Politik Identitas Lagu Banyuwangen

Hasan Basri | 16 - Jan - 2009

Pethetan, ya kembang pethetan
Sun tandur ring bucu petamanan
Isuk soren sing kurang siraman
Sun jaga sun rumat temenanan
 
Lirik lagu ciptaan Andang CY di atas salah satu dari puluhan lagu yang populer pada tahun 70-an. Lagu-lagu Banyuwangi (Banyuwangen) mengalami kepopuleran setelah ada usaha kasetisasi pada waktu itu. Seiring dengan perkembangan teknologi rekaman yang mudah dijangkau sekarang ini, lagu-lagu Banyuwangi dan kesenian Banyuwangi pada umumnya justru mendapatkan lahan yang subur untuk berkembang. Kesenian-kesenian tradisi yang awalnya berbasis ritus sosial itu ketika bersentuhan dengan entitas lainnya seperti modal dan negara justru menunjukkan vitalitasnya sebagai seni komunal yang sangat dekat dengan masyarakat. Sekarang ini di bedak-bedak penjual CD di sepanjang jalan di Banyuwangi, sangat didominasi produk lokal utamanya lagu-lagu Banyuwangi dengan berbagai aransmen dan jenis musik. Puluhan album keluar dalam setiap bulan dan selalu diburu pembeli. Lagu-lagu Banyuwangi menjadi menu utama hiburan dalam berbagai kesempatan. Semua radio di Banyuwangi bahkan juga di seluruh Jawa Timur dan sebagian Bali memiliki mata acara lagu–lagu Banyuwangi. Pengamen di bis dan lampu merah tak ketinggalan juga menyanyikan lagu lokal. Kasus Banyuwangi ini menepis kehawatiran dan anggapan banyak pihak bahwa biasanya kesenian lokal ketika berhadapan dengan modernitas akan mengalami marginalitas, dan ditinggalkan pendukungnya.

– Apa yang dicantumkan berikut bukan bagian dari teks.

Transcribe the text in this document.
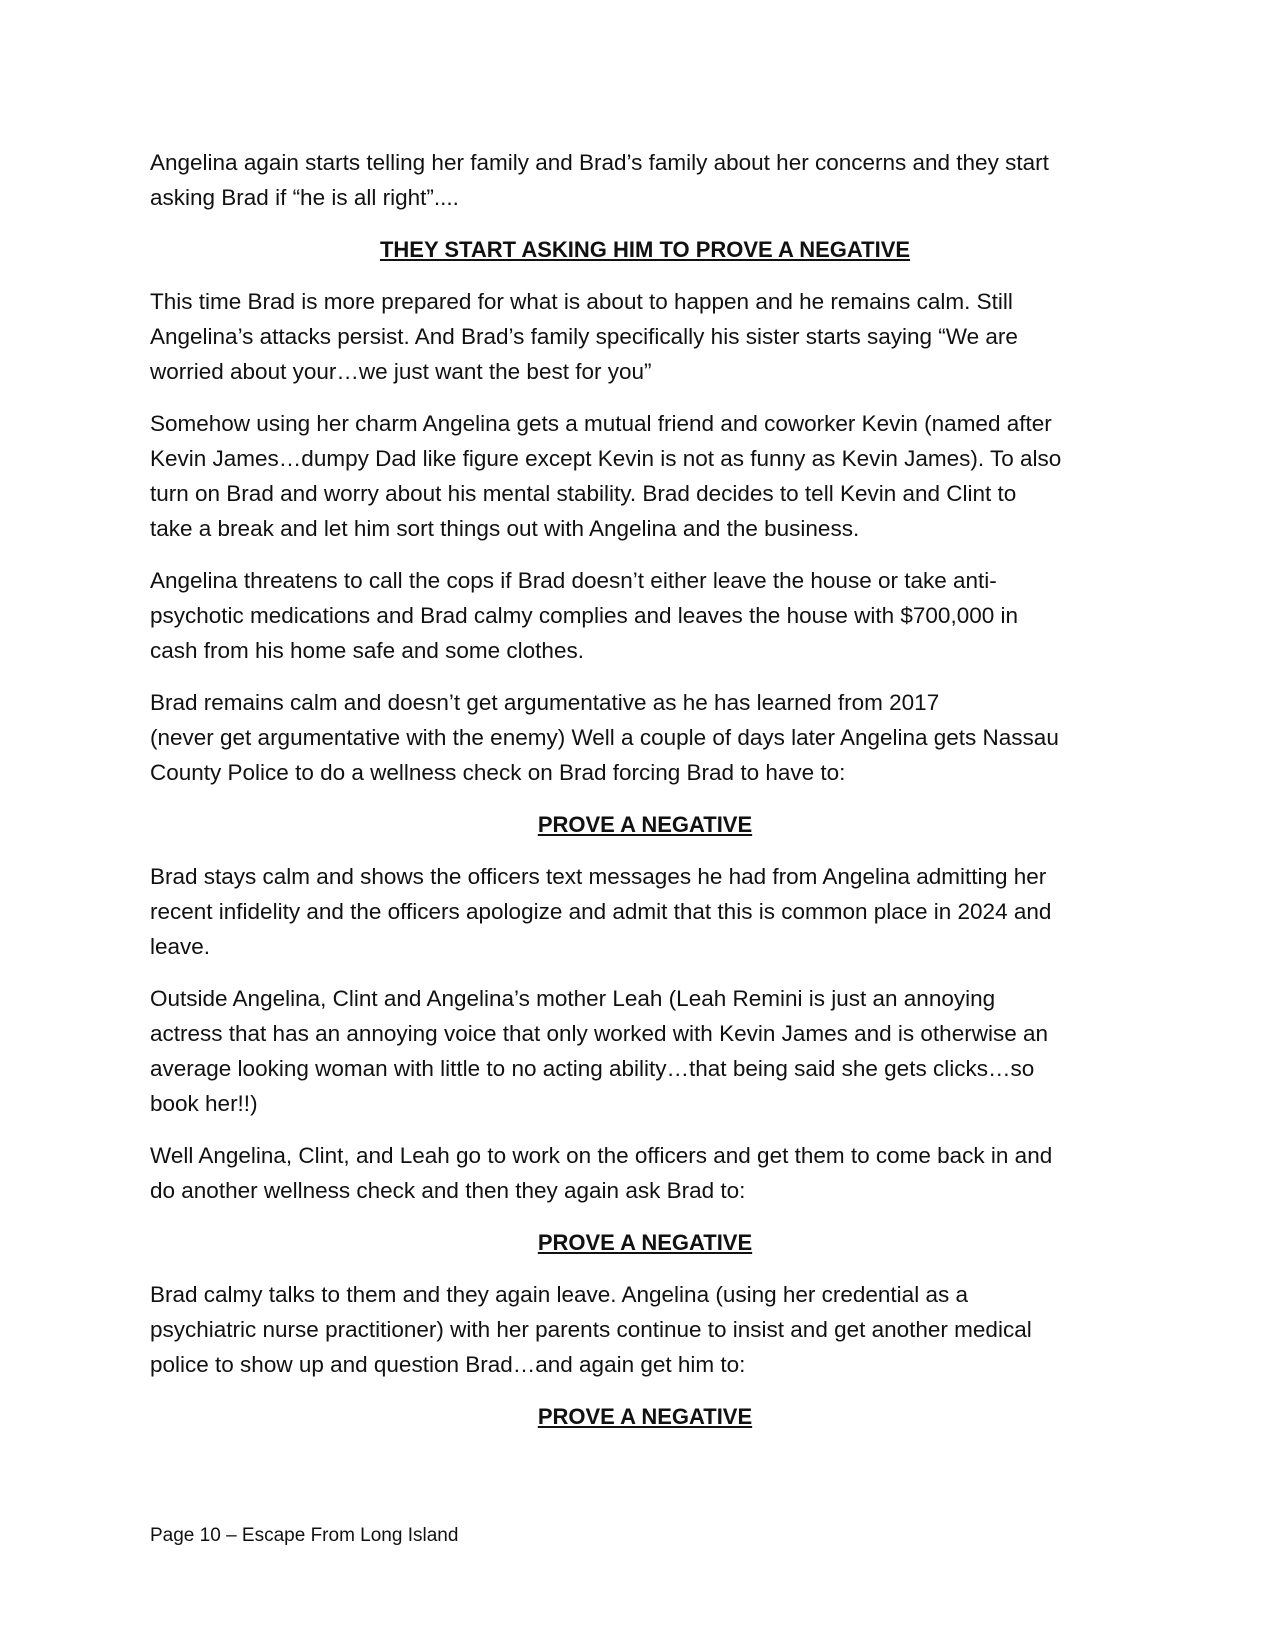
Angelina again starts telling her family and Brad’s family about her concerns and they start
asking Brad if “he is all right”....
THEY START ASKING HIM TO PROVE A NEGATIVE
This time Brad is more prepared for what is about to happen and he remains calm. Still
Angelina’s attacks persist. And Brad’s family specifically his sister starts saying “We are
worried about your…we just want the best for you”
Somehow using her charm Angelina gets a mutual friend and coworker Kevin (named after
Kevin James…dumpy Dad like figure except Kevin is not as funny as Kevin James). To also
turn on Brad and worry about his mental stability. Brad decides to tell Kevin and Clint to
take a break and let him sort things out with Angelina and the business.
Angelina threatens to call the cops if Brad doesn’t either leave the house or take anti-
psychotic medications and Brad calmy complies and leaves the house with $700,000 in
cash from his home safe and some clothes.
Brad remains calm and doesn’t get argumentative as he has learned from 2017
(never get argumentative with the enemy) Well a couple of days later Angelina gets Nassau
County Police to do a wellness check on Brad forcing Brad to have to:
PROVE A NEGATIVE
Brad stays calm and shows the officers text messages he had from Angelina admitting her
recent infidelity and the officers apologize and admit that this is common place in 2024 and
leave.
Outside Angelina, Clint and Angelina’s mother Leah (Leah Remini is just an annoying
actress that has an annoying voice that only worked with Kevin James and is otherwise an
average looking woman with little to no acting ability…that being said she gets clicks…so
book her!!)
Well Angelina, Clint, and Leah go to work on the officers and get them to come back in and
do another wellness check and then they again ask Brad to:
PROVE A NEGATIVE
Brad calmy talks to them and they again leave. Angelina (using her credential as a
psychiatric nurse practitioner) with her parents continue to insist and get another medical
police to show up and question Brad…and again get him to:
PROVE A NEGATIVE
Page 10 – Escape From Long Island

Industri rekaman di Banyuwangi berawal dari upaya pemerintah daerah menemukan kembali kekhasan daerah sebagai identitas. Adalah Hasan Ali pegawai kesra Pemda Banyuwangi kala itu dengan didukung oleh bupati Joko Supaat Slamet berinisiatif merekam lagu-lagu berbahasa Using dalam rangka menggairahkan kesenian dan budaya lokal. Lagu-lagu Using sendiri sebelumnya telah tertempa dan mengalami kegairahannya sendiri seiring dengan digunakannya lagu Using dalam ranah politik, terutama oleh Lekra (PKI) dan LKN (PNI).
Dengan peralatan yang sederhana bertempat di belakang pendopo kabupaten, rekaman dilaksanakan pada malam hari untuk menghindari suara bising di bawah rindang pohon mangga. Tidak jarang rekaman harus dilakukan berulang-ulang dalam beberapa malam karena belum ada teknik dubbing. Bahkan rekaman harus dilakukan ulang, karena salah satu alat musik kejatuhan buah mangga dan mengganggu konsep bunyi yang diharapkan.
Pilihan jenis musiknya pada waktu itu adalah gabungan angklung dan gandrung. Dipilihnya jenis musik ini menurut Hasan Ali untuk mengeliminir protes masyarakat yang masih pobia terhadap musik-musik Lekra. Karena angklung sangat identik dengan Lekra, maka angklung dicampur dengan warna musik gandrung yang lebih diterima umum. Sedangkan lagu dan syairnya kebanyakan karya Andang CY, Basir Nurdian, Mahfud, Indro Wilis dan lain-lain yang kesemuanya adalah seniman kiri. Pilihan ini wajar karena pencipta dan pengarang pada waktu itu umumnya adalah para seniman kiri.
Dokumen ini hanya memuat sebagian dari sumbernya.